Om kwart over zeven ‘s morgens, bij het inladen van de fietsen, was het al 19 graden. Jammer dat André Kort (werk) en John Scheffers (ziekte) moesten afhaken, maar er waren nog altijd 17 enthousiastelingen over om er een mooie dag van te maken. Na een vlekkeloze autorit stonden we even na 9 uur op de Smallendam in Oudenaarde.

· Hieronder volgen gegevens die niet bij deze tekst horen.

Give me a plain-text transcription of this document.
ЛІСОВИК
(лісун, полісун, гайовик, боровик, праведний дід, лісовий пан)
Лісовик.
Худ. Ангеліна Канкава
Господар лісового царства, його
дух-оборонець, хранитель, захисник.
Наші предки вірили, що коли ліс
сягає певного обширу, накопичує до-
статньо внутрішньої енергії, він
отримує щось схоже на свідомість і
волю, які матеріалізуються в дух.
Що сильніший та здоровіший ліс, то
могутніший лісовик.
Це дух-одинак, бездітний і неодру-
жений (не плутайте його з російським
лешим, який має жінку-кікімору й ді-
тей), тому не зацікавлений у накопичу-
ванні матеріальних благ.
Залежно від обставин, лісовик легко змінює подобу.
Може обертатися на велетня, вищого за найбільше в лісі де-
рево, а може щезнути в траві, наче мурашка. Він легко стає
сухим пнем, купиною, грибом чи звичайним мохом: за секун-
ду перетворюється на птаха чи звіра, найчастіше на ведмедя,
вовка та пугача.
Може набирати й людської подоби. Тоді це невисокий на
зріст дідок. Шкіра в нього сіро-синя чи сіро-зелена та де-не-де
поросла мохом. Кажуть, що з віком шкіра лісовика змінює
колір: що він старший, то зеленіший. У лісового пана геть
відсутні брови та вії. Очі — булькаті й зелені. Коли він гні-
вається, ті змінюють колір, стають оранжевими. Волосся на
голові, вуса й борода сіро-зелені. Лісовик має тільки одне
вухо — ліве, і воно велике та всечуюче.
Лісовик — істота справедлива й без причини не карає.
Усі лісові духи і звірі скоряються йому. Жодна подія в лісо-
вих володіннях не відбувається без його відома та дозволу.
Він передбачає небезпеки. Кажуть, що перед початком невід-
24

Vóór het vertrek, om 9.30 uur, spraken we de mogelijkheden van de fietsdag door. Een parcours van 111 of 126 km.? Splitsing in 2 groepen? Eigenlijk had ik gehoopt op meer deelnemers, er was me weleens de vraag gesteld; ” kunnen we niet eens de heuvels in met “beginnende” klimmers” , of wat te denken van; “ik zou wel mee willen maar is er dan ook een langzamere groep” ? Nou mensen het kan allemaal, maar dan moet je je wel laten zien. Eigenlijk doet zich hier hetzelfde voor als met de woensdagavondtrainingen. De toercommissie creëert de mogelijkheid om het te verzwezenlijken, maar de mensen voor wie je het doet zie je (bijna) niet.
Daarom was het op zaterdagmorgen 18 augustus ook geen optie om te splitsen, met groepen van 10 en 12 rijden is goed te doen, maar met 3 en 14 is uiteraard niet zo leuk. Degenen die eigenlijk het liefst de 111km hadden gereden schikten zich dan ook naar de deelnemers die voorkeur gaven aan de 126km. Dat allemaal na waarschuwingen mijnerzijds over de zwaarte van de rit, de warmte etc.etc., de eerste stop werd (eveneens na overleg) gepland op 52km na de start en ik dacht dat we daar omstreeks 11.30 uur konden zijn.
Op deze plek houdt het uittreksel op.